Tuesday, December 15, 2009

Spending Time in Church: From Enforcement to De-Relativisation (Jason Clark)

See the full post here:
I know on the one hand I don’t want a church life where everyone is in church meetings, but on the other, as a bunch of missional activists we do expect we do ask a great deal of people. Our community is not a comfortable place to just hang out in, with no demands on your time, energy and money. (NOTICE: This post is not an argument or apologetic for church as sunday services and endless committee meetings. It’s about the challenge of ordering life around faith with others in a liberal secular society).



As I began mulling that over, the main thing that strikes me with regards to time demands in a time poor society, is how we can give ourselves to almost anything, be that sport, music, motorbike riding (my current favourite hobby), any interest at great length and at great cost, with no question.

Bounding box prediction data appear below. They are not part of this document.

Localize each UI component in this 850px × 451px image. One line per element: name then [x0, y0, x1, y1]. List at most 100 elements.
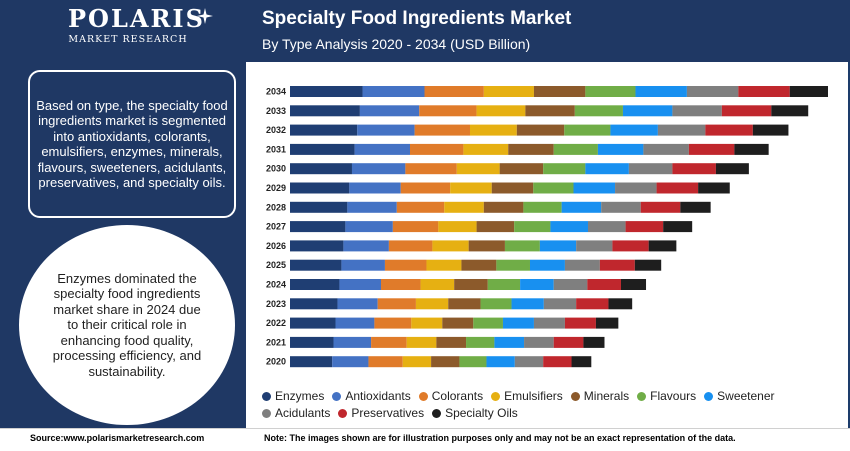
- bar-segment-emulsifiers: [415, 298, 449, 310]
- bar-segment-acidulants: [533, 317, 565, 329]
- legend-label: Emulsifiers: [504, 389, 563, 403]
- bar-segment-minerals: [491, 182, 534, 194]
- bar-segment-sweetener: [610, 124, 658, 136]
- bar-segment-acidulants: [543, 298, 577, 310]
- bar-segment-minerals: [516, 124, 565, 136]
- bar-segment-acidulants: [615, 182, 657, 194]
- bar-segment-minerals: [431, 356, 460, 368]
- year-label: 2033: [266, 106, 286, 116]
- bar-segment-enzymes: [290, 298, 338, 310]
- bar-segment-minerals: [499, 163, 544, 175]
- brand-logo: POLARIS MARKET RESEARCH: [68, 6, 213, 46]
- bar-segment-specialty-oils: [648, 240, 677, 252]
- bar-segment-sweetener: [529, 259, 565, 271]
- bar-segment-emulsifiers: [438, 221, 477, 233]
- segment-description-text: Based on type, the specialty food ingred…: [36, 97, 228, 191]
- bar-segment-colorants: [409, 143, 464, 155]
- bar-segment-flavours: [523, 201, 562, 213]
- bar-segment-minerals: [533, 86, 586, 97]
- bar-segment-specialty-oils: [583, 336, 605, 348]
- bar-segment-flavours: [504, 240, 540, 252]
- bar-segment-sweetener: [561, 201, 602, 213]
- bar-segment-emulsifiers: [450, 182, 492, 194]
- footer-bar: [0, 428, 850, 451]
- bar-segment-acidulants: [657, 124, 706, 136]
- bar-segment-antioxidants: [349, 182, 401, 194]
- legend-dot-icon: [338, 408, 348, 418]
- bar-segment-emulsifiers: [476, 105, 526, 117]
- disclaimer-note: Note: The images shown are for illustrat…: [264, 433, 736, 443]
- bar-segment-flavours: [459, 356, 487, 368]
- bar-segment-colorants: [419, 105, 477, 117]
- legend-dot-icon: [704, 391, 714, 401]
- bar-segment-antioxidants: [335, 317, 375, 329]
- bar-segment-minerals: [448, 298, 481, 310]
- bar-segment-flavours: [480, 298, 512, 310]
- bar-segment-enzymes: [290, 182, 350, 194]
- legend-label: Acidulants: [275, 406, 331, 420]
- bar-segment-acidulants: [588, 221, 626, 233]
- legend-item: Specialty Oils: [432, 406, 518, 420]
- bar-segment-preservatives: [721, 105, 772, 117]
- bar-segment-specialty-oils: [680, 201, 711, 213]
- bar-segment-antioxidants: [354, 143, 410, 155]
- bar-segment-sweetener: [511, 298, 544, 310]
- bar-segment-antioxidants: [333, 336, 372, 348]
- bar-segment-acidulants: [553, 279, 588, 290]
- bar-segment-preservatives: [625, 221, 664, 233]
- bar-segment-preservatives: [688, 143, 735, 155]
- bar-segment-preservatives: [553, 336, 584, 348]
- source-text: Source:www.polarismarketresearch.com: [30, 433, 205, 443]
- bar-segment-emulsifiers: [426, 259, 462, 271]
- bar-segment-colorants: [380, 279, 421, 290]
- bar-segment-colorants: [400, 182, 451, 194]
- bar-segment-preservatives: [576, 298, 609, 310]
- bar-segment-enzymes: [290, 86, 363, 97]
- year-label: 2030: [266, 164, 286, 174]
- bar-segment-preservatives: [587, 279, 621, 290]
- year-label: 2034: [266, 87, 286, 97]
- legend-label: Enzymes: [275, 389, 325, 403]
- legend-label: Antioxidants: [345, 389, 411, 403]
- header-bar: [244, 0, 850, 62]
- year-label: 2021: [266, 337, 286, 347]
- stacked-bar-chart: 2034 2033 2032 2031 2030 2029 2028 2027 2026 2025…: [266, 86, 828, 368]
- legend-item: Emulsifiers: [491, 389, 563, 403]
- bar-segment-enzymes: [290, 143, 355, 155]
- legend-item: Antioxidants: [332, 389, 411, 403]
- bar-segment-emulsifiers: [456, 163, 500, 175]
- legend-dot-icon: [491, 391, 501, 401]
- bar-segment-preservatives: [564, 317, 596, 329]
- segment-description: Based on type, the specialty food ingred…: [28, 70, 236, 218]
- bar-segment-sweetener: [622, 105, 673, 117]
- bar-segment-flavours: [466, 336, 495, 348]
- bar-segment-sweetener: [539, 240, 577, 252]
- bar-segment-specialty-oils: [789, 86, 828, 97]
- bar-segment-flavours: [514, 221, 551, 233]
- legend-item: Preservatives: [338, 406, 424, 420]
- bar-segment-specialty-oils: [715, 163, 749, 175]
- bar-segment-antioxidants: [337, 298, 378, 310]
- legend-label: Minerals: [583, 389, 630, 403]
- bar-segment-preservatives: [738, 86, 790, 97]
- year-label: 2024: [266, 280, 286, 290]
- legend-dot-icon: [418, 391, 428, 401]
- bar-segment-specialty-oils: [771, 105, 809, 117]
- bar-segment-antioxidants: [351, 163, 406, 175]
- bar-segment-preservatives: [543, 356, 572, 368]
- year-label: 2028: [266, 202, 286, 212]
- bar-segment-flavours: [496, 259, 530, 271]
- bar-segment-flavours: [585, 86, 636, 97]
- bar-segment-emulsifiers: [411, 317, 443, 329]
- bar-segment-flavours: [487, 279, 521, 290]
- bar-segment-acidulants: [672, 105, 722, 117]
- bar-segment-enzymes: [290, 240, 344, 252]
- chart-title: Specialty Food Ingredients Market: [262, 8, 572, 29]
- bar-segment-antioxidants: [359, 105, 420, 117]
- legend-dot-icon: [262, 391, 271, 401]
- year-label: 2029: [266, 183, 286, 193]
- bar-segment-acidulants: [524, 336, 554, 348]
- legend-item: Minerals: [570, 389, 630, 403]
- legend-dot-icon: [262, 408, 271, 418]
- bar-segment-flavours: [564, 124, 611, 136]
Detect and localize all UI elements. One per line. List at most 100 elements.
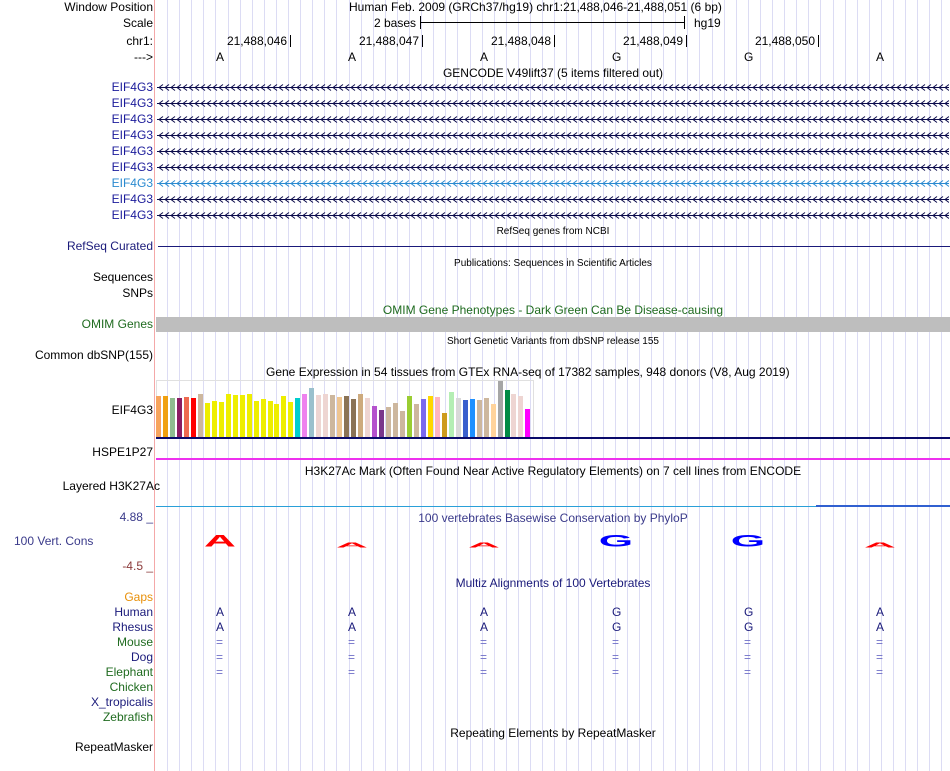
window-position-text: Human Feb. 2009 (GRCh37/hg19) chr1:21,48…: [349, 0, 722, 14]
cons-min-label: -4.5 _: [122, 559, 153, 573]
gtex-tissue-bar[interactable]: [302, 393, 308, 437]
gtex-tissue-bar[interactable]: [316, 394, 322, 437]
gtex-tissue-bar[interactable]: [344, 395, 350, 437]
gtex-tissue-bar[interactable]: [246, 393, 252, 437]
gtex-tissue-bar[interactable]: [218, 401, 224, 437]
gtex-tissue-bar[interactable]: [351, 398, 357, 437]
gene-label[interactable]: EIF4G3: [111, 160, 153, 174]
species-label[interactable]: Elephant: [105, 665, 153, 679]
gtex-gene-label[interactable]: EIF4G3: [111, 403, 153, 417]
species-label[interactable]: Human: [114, 605, 153, 619]
gtex-tissue-bar[interactable]: [267, 400, 273, 437]
species-label[interactable]: Mouse: [116, 635, 153, 649]
cons-track-label[interactable]: 100 Vert. Cons: [14, 534, 94, 548]
gtex-tissue-bar[interactable]: [490, 403, 496, 437]
gtex-tissue-bar[interactable]: [211, 400, 217, 437]
gtex-tissue-bar[interactable]: [260, 398, 266, 437]
gtex-gene-line[interactable]: [156, 437, 950, 439]
gtex-tissue-bar[interactable]: [197, 393, 203, 437]
species-label[interactable]: Zebrafish: [102, 710, 153, 724]
sequences-label[interactable]: Sequences: [92, 270, 153, 284]
gtex-tissue-bar[interactable]: [183, 396, 189, 437]
gtex-tissue-bar[interactable]: [330, 394, 336, 437]
gtex-tissue-bar[interactable]: [162, 395, 168, 437]
refseq-curated-label[interactable]: RefSeq Curated: [66, 239, 153, 253]
gtex-tissue-bar[interactable]: [386, 406, 391, 437]
gtex-tissue-bar[interactable]: [232, 394, 238, 437]
gtex-tissue-bar[interactable]: [309, 387, 315, 437]
gtex-tissue-bar[interactable]: [204, 402, 210, 437]
gtex-tissue-bar[interactable]: [504, 389, 510, 437]
gtex-tissue-bar[interactable]: [497, 381, 503, 437]
gene-model[interactable]: [157, 83, 949, 92]
gtex-tissue-bar[interactable]: [518, 395, 524, 437]
gtex-tissue-bar[interactable]: [483, 397, 489, 437]
gtex-tissue-bar[interactable]: [274, 403, 280, 437]
omim-genes-label[interactable]: OMIM Genes: [81, 317, 153, 331]
species-label[interactable]: X_tropicalis: [90, 695, 153, 709]
gtex-tissue-bar[interactable]: [434, 396, 440, 437]
gtex-tissue-bar[interactable]: [365, 397, 371, 437]
gtex-tissue-bar[interactable]: [427, 395, 433, 437]
hspe1p27-line[interactable]: [156, 458, 950, 460]
gtex-tissue-bar[interactable]: [406, 395, 412, 437]
gtex-tissue-bar[interactable]: [295, 397, 301, 437]
gtex-tissue-bar[interactable]: [337, 396, 343, 437]
gtex-tissue-bar[interactable]: [525, 409, 531, 437]
grid-line: [820, 0, 822, 771]
gtex-tissue-bar[interactable]: [420, 398, 426, 437]
gtex-tissue-bar[interactable]: [190, 397, 196, 437]
gtex-tissue-bar[interactable]: [462, 399, 468, 437]
gene-model[interactable]: [157, 195, 949, 204]
gtex-tissue-bar[interactable]: [441, 413, 447, 437]
gtex-tissue-bar[interactable]: [469, 398, 475, 437]
gene-model[interactable]: [157, 131, 949, 140]
gtex-tissue-bar[interactable]: [358, 393, 364, 437]
gene-label[interactable]: EIF4G3: [111, 128, 153, 142]
gtex-tissue-bar[interactable]: [448, 391, 454, 437]
gtex-tissue-bar[interactable]: [511, 393, 517, 437]
gtex-tissue-bar[interactable]: [281, 395, 287, 437]
gene-model[interactable]: [157, 179, 949, 188]
gene-label[interactable]: EIF4G3: [111, 80, 153, 94]
hspe1p27-label[interactable]: HSPE1P27: [92, 445, 153, 459]
gene-label[interactable]: EIF4G3: [111, 144, 153, 158]
gtex-tissue-bar[interactable]: [392, 402, 398, 437]
gtex-tissue-bar[interactable]: [225, 393, 231, 437]
grid-line: [893, 0, 894, 771]
gene-model[interactable]: [157, 115, 949, 124]
gtex-tissue-bar[interactable]: [323, 393, 329, 437]
repeatmasker-label[interactable]: RepeatMasker: [74, 740, 153, 754]
species-label[interactable]: Rhesus: [112, 620, 153, 634]
gtex-tissue-bar[interactable]: [379, 410, 385, 437]
refseq-gene-line[interactable]: [158, 246, 950, 247]
gtex-tissue-bar[interactable]: [399, 411, 405, 437]
species-label[interactable]: Chicken: [109, 680, 153, 694]
layered-h3k27ac-label[interactable]: Layered H3K27Ac: [62, 479, 160, 493]
gene-model[interactable]: [157, 147, 949, 156]
gtex-tissue-bar[interactable]: [372, 405, 378, 437]
gtex-tissue-bar[interactable]: [239, 394, 245, 437]
omim-gene-bar[interactable]: [156, 317, 950, 332]
gene-model[interactable]: [157, 163, 949, 172]
common-dbsnp-label[interactable]: Common dbSNP(155): [34, 348, 153, 362]
gtex-tissue-bar[interactable]: [176, 397, 182, 437]
grid-line: [227, 0, 229, 771]
species-label[interactable]: Dog: [130, 650, 153, 664]
gene-model[interactable]: [157, 211, 949, 220]
gene-label[interactable]: EIF4G3: [111, 208, 153, 222]
gtex-tissue-bar[interactable]: [455, 397, 461, 437]
gene-label[interactable]: EIF4G3: [111, 192, 153, 206]
gtex-tissue-bar[interactable]: [288, 401, 294, 437]
gene-label[interactable]: EIF4G3: [111, 112, 153, 126]
gene-label[interactable]: EIF4G3: [111, 96, 153, 110]
gaps-label[interactable]: Gaps: [124, 590, 153, 604]
gtex-tissue-bar[interactable]: [253, 400, 259, 437]
gtex-tissue-bar[interactable]: [169, 397, 175, 437]
snps-label[interactable]: SNPs: [122, 286, 153, 300]
gene-model[interactable]: [157, 99, 949, 108]
gtex-tissue-bar[interactable]: [156, 395, 161, 437]
gtex-tissue-bar[interactable]: [413, 403, 419, 437]
gtex-tissue-bar[interactable]: [476, 399, 482, 437]
gene-label[interactable]: EIF4G3: [111, 176, 153, 190]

But when it comes to church, somehow there is something almost obscene and abusive about the giving anywhere near the same commitment, or even the slightest commitments. So how did we get here, and what might be a way to respond?

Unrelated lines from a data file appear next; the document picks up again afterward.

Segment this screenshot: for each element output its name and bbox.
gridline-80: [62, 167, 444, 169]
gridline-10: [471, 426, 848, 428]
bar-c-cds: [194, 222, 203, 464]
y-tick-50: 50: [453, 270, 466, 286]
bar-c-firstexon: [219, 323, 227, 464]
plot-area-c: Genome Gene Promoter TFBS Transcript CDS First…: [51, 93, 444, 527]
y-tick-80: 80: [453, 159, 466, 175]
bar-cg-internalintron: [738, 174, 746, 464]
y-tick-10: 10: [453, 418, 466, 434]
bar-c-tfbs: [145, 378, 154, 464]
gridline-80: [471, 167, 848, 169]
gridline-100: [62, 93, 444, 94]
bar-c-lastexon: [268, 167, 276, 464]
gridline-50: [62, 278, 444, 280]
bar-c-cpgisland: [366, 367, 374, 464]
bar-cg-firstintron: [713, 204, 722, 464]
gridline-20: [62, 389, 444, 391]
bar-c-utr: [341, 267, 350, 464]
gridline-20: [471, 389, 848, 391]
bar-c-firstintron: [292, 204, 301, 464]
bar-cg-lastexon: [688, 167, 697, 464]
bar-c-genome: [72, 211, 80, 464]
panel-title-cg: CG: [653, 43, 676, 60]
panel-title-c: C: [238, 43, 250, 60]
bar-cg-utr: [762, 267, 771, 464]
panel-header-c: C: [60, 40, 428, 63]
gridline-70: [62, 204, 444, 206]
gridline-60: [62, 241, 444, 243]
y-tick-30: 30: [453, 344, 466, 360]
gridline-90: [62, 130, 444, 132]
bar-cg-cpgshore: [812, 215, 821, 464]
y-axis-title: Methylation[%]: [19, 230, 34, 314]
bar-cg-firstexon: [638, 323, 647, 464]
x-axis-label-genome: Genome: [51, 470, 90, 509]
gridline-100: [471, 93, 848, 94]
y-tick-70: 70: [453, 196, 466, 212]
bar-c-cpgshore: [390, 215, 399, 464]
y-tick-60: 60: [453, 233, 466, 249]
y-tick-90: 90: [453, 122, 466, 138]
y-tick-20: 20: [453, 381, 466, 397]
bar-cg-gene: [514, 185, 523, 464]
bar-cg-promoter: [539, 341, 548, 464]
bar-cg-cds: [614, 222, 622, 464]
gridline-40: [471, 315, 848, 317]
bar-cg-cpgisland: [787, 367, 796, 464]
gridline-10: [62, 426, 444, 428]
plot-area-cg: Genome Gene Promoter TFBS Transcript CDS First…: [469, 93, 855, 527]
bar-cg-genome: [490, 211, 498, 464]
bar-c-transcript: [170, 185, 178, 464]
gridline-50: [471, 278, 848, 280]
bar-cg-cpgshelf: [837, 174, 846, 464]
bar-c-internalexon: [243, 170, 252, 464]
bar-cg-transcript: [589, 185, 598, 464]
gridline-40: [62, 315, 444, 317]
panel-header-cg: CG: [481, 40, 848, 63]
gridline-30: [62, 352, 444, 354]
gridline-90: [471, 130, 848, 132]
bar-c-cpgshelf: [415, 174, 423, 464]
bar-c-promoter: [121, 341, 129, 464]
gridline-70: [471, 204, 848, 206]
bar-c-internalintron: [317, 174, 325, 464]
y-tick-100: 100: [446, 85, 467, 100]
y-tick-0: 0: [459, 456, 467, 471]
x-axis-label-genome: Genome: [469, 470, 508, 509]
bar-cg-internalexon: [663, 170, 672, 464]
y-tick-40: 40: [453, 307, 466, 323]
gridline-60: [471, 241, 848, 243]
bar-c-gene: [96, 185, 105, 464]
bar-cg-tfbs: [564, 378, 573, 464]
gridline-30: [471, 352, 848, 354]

One of the things that has happened is that church life not just been relativised, it has been demeaned, through a process over time something like this (perhaps):



1. Enforced: Church life at one time was a question of Christendom, with political and cultural participation. By being English you were a Christian, and Christians fought to discover personal faith beyond and within cultural structures. Choosing the nature of your faith was unusual, and difficult.

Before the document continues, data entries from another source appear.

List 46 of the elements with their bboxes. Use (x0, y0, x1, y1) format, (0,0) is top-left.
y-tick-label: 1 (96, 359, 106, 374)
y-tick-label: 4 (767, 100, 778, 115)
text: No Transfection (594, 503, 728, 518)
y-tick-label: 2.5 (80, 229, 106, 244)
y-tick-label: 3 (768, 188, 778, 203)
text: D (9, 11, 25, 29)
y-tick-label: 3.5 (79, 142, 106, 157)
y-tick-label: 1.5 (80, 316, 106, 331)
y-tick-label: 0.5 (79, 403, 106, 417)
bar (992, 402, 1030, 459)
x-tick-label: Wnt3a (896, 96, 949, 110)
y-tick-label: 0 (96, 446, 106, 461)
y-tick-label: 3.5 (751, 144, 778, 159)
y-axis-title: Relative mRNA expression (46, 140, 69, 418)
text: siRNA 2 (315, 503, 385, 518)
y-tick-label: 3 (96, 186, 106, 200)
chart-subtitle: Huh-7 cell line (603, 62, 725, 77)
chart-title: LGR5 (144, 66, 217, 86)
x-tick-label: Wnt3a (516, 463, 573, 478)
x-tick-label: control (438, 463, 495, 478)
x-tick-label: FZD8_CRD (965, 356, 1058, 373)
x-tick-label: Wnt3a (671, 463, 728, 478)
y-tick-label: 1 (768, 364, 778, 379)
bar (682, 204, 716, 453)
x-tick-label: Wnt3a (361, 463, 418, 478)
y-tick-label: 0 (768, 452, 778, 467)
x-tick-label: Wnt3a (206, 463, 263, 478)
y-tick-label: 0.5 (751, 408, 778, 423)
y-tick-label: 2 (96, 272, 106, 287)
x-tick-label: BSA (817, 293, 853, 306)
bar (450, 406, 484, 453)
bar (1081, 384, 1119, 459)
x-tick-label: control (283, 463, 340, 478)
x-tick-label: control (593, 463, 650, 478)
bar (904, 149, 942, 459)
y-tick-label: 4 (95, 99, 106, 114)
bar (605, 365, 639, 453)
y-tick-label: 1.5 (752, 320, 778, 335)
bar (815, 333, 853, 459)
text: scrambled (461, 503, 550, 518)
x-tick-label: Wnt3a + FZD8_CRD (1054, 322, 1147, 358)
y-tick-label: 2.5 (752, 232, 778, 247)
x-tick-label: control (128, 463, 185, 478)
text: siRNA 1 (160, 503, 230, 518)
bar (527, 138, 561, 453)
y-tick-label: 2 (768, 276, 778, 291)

2. Voluntarism: Then in the 19th century voluntarism explodes on the scene. With the emergence of nation states, capitalist markets, huge increases in income and leisure, the freedom to choose faith arose.



And for many Christians the ability to choose faith, and it’s shape and form was liberating. But by and large these formulations of faith, still ordered the rest of life and leisure.



3. Relativisation: But the freedom to choose soon becomes the freedom to choose anything other than participation in Christian community and mission. There is a direct correlation in the UK with increases in income, leisure and decline of church involvement (things get very different compared to the US with factors of lack of state church, welfare state and republican democracy)



4. De-relativised: Then we arrive where things seem today. Church is not just one choice among many, it is a lesser choice. It’s not even a valid hobby for people. To give time to church is to invite criticism in public by anyone who wants in ways that would never happen about other personal interests.



So how might I respond to this? Perhaps one way would to at least expect that our Christian commitments have the same status of any personal interest, hobby, club and society, and to have at least the same demands on our time as all the other things we organise our lives around.



And maybe we might even get to the place where our faith orders all our other commitments rather than fits around anything that is left over. And of course all this reveals that I think the giving of the best of who we are to our faith, first, best and not the last and for that to take place with others and order every other interest we have is what Christian community is about.

So do Christians spend too much time in Church? Well whose business is it if they do, and who is anyone to question what people give their interests to? Perhaps the problem is not that we give too much, but that we give too little.

If my sons rugby club demands that, surely my faith must demand at least the same. My kids sports and performing arts, demand far more than their church discipleship.Traditioned activities, done with others, at great cost of time, energy and money, that requires the organising of other interests around them.